SBJ/July 6-12, 1998/This Weeks News

NFL successfully protects turf in two trademark court fights

The NFL came out on top in a pair of trademark battles that could have widespread ramifications.

In a federal court case in Wisconsin, a judge dismissed a lawsuit brought by a man who applied for a trademark for the phrase “The St. Louis Rams” in Wisconsin before NFL or team officials filed the paperwork in Missouri in connection with the Rams’ move from Los Angeles. The judge, citing previous case law, ruled that “trademark priority does not go to the first party to make use of the mark … but the first party for whom the mark serves as a designation of source.”

In other words, it’s not who gets to the trademark office first, but who the public associates the trademark with. NFL officials were trumpeting the fact that this could extend to team slogans coined by fans or the media. Crafty entrepreneurs have often tried to trademark such slogans and charge a fee for their use on merchandise.

In a separate dispute, the California wine company Delicato Vineyards agreed to pay damages and stop manufacturing wine bottles that depicted former NFL players wearing their team uniforms but with the logos airbrushed out. The company had a deal in place with the players but not the league.

The NFL has been trying to stop the fairly common practice of companies depicting their spokesmen in uniforms with their teams’ colors and striping but not logos. In the last couple of years, the league has gotten the consumer electronics chain Nobody Beats the Wiz to alter several of its ads, which pictured New York-area football players in generic green or blue jerseys similar to those of the Jets and Giants.

*Texas billionaire Tom Hicks is painting his coming acquisition of Host Communications and Universal Sports America as offering immediate synergies that will help create a regional sports network. As he told The Dallas Morning News: “As we put together our regional sports company between now and the end of the year, this gives us content and relationships with universities that we didn’t have.”

But what do Host and USA really bring to the table in content? In few cases are they the actual rights holders of broadcasts. Generally, Host and USA represent universities in an agency capacity.

Company officials at Host and USA said their understanding is that both companies – which are affiliated through Host’s 34 percent share in USA – will remain distinct business units.

Another question looming over Hicks is whether he’ll try to take on Fox directly or create a second Texas affiliate for the Fox Sports Network. Fox Sports Southwest is the busiest regional sports network, with broadcast rights to six teams, including the Hicks-owned Texas Rangers and Dallas Stars. Those teams’ contracts are up for renewal and are the obvious linchpin of the RSN Hicks wants to launch.

Hicks met with Fox officials last week, but neither side would discuss the meeting.

There’s always the possibility the Hicks network will become aligned with ESPN in some form. ESPN officials have reportedly had informal discussions about providing non-primetime programming to RSNs not affiliated with Fox, possibly syndicating content developed for ESPN West.

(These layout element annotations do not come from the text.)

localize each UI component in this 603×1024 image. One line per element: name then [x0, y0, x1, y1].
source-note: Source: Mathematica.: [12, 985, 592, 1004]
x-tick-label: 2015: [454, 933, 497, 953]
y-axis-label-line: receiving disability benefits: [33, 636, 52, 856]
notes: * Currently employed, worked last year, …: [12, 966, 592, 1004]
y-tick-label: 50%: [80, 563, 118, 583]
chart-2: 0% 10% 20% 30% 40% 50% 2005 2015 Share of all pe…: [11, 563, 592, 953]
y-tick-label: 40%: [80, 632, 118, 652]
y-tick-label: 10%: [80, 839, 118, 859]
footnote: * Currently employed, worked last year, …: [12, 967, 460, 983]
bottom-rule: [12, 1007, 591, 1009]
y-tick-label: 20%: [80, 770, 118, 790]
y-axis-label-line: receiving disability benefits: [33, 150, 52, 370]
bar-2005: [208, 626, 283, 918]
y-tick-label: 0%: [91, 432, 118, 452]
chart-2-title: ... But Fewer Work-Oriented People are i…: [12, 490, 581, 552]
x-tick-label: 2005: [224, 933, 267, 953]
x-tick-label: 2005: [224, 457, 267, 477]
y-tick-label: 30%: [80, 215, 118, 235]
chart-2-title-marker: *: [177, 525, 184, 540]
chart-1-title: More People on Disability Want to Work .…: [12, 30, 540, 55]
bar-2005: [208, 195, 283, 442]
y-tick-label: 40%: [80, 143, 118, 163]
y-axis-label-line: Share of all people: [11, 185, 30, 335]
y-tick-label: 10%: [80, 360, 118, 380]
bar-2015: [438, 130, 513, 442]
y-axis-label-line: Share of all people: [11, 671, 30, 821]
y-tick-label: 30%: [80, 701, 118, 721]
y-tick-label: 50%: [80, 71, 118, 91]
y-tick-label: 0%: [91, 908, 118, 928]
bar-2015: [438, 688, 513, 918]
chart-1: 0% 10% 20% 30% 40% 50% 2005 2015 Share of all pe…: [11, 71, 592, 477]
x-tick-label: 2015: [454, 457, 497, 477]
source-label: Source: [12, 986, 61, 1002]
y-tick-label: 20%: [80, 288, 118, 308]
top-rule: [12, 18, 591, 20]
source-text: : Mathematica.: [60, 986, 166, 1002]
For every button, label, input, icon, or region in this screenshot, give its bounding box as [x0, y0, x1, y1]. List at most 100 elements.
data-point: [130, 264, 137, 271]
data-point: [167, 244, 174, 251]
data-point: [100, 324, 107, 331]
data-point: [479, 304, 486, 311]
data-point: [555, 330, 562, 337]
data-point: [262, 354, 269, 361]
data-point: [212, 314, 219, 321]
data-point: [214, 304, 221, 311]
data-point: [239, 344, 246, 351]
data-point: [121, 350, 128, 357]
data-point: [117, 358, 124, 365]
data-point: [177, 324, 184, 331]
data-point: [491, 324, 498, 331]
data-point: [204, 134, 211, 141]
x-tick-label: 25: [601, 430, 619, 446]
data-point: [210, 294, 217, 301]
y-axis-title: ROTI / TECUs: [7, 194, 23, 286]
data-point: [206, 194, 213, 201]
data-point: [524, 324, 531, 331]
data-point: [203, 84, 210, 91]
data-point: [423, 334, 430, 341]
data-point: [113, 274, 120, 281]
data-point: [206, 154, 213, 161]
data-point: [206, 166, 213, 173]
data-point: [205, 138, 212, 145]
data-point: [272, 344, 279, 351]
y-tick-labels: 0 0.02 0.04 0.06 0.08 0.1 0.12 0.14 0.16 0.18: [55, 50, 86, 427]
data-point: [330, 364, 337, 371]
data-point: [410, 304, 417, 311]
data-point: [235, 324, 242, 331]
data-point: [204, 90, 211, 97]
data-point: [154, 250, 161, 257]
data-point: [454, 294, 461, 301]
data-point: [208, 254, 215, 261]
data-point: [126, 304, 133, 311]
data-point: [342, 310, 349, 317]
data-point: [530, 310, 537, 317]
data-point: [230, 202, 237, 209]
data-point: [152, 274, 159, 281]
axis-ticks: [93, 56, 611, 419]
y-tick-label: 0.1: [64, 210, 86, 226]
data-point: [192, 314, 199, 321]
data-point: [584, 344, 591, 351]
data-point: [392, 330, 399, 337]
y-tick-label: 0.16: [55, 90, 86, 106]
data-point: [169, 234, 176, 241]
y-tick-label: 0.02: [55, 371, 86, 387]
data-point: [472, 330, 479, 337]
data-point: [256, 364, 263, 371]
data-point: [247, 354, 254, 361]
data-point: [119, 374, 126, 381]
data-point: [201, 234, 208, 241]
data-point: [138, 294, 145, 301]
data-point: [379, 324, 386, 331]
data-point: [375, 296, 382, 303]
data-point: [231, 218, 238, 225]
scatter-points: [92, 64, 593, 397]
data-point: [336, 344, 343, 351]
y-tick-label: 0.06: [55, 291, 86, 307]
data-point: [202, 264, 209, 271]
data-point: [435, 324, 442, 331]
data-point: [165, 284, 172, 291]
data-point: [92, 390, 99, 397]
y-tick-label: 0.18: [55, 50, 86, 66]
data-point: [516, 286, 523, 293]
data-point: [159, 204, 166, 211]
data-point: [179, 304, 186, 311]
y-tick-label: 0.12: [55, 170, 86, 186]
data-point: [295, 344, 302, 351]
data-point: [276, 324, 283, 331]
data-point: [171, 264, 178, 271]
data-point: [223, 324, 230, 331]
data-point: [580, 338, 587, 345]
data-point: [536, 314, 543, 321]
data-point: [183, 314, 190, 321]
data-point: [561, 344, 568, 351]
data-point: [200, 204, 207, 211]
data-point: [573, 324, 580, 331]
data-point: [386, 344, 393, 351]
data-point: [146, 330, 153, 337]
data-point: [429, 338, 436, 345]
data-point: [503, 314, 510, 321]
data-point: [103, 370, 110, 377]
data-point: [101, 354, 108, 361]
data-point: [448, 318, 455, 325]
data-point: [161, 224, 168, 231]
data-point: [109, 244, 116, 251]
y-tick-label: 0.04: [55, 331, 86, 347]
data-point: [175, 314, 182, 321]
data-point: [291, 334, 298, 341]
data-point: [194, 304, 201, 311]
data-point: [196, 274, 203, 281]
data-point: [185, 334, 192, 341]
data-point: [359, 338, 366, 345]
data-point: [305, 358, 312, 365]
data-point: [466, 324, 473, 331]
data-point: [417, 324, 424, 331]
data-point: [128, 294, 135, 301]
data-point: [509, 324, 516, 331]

*AT&T Wireless has signed Seattle Mariners Alex Rodriguez and Joey Cora as endorsers, as well as Arizona Diamondback Andy Benes. Discussions continue with Phoenix Suns coach Danny Ainge. The signings were spearheaded by Foot Cone & Belding, AT&T Wireless’ ad agency and its sports marketing agency of record for the Western region. FC&B officials said the deals are short-term (two years) because the wireless telephone service industry will probably use a more national marketing platform once a coast-to-coast network becomes better established.

FC&B’s sports marketing division has also signed the PGA Tour as a client, developing all advertising and communication for the coming World Golf Championships, and expects to sign Sun Microsystems as a client in the near term.

*In another megadeal between a sports property and a top marketing agency, international powerhouse ISL guaranteed CART $215 million to $235 million over nine years for the rights to represent the racing circuit in all sponsorship categories. ISL had been doing some work for Championship Auto Racing Teams Inc., generating about $12 million in sponsorship cash last year.

The largest marketing firms are waving huge dollars in front of midsize properties in hopes of landing all-encompassing agency relationships. As the industry consolidates and agencies gain a broader range of capabilities through acquisitions (research, production, etc.), it makes more sense to work with clients top to bottom rather than piecemeal.

ISL, which also signed a deal with the ATP Tour last week, will set up an office in Detroit to handle the CART business. It hopes to bring the CART sponsor portfolio beyond the automotive and beverage companies generating most of the circuit’s sponsorship income. An ISL official said the copier/fax category will likely be the first filled, then financial services.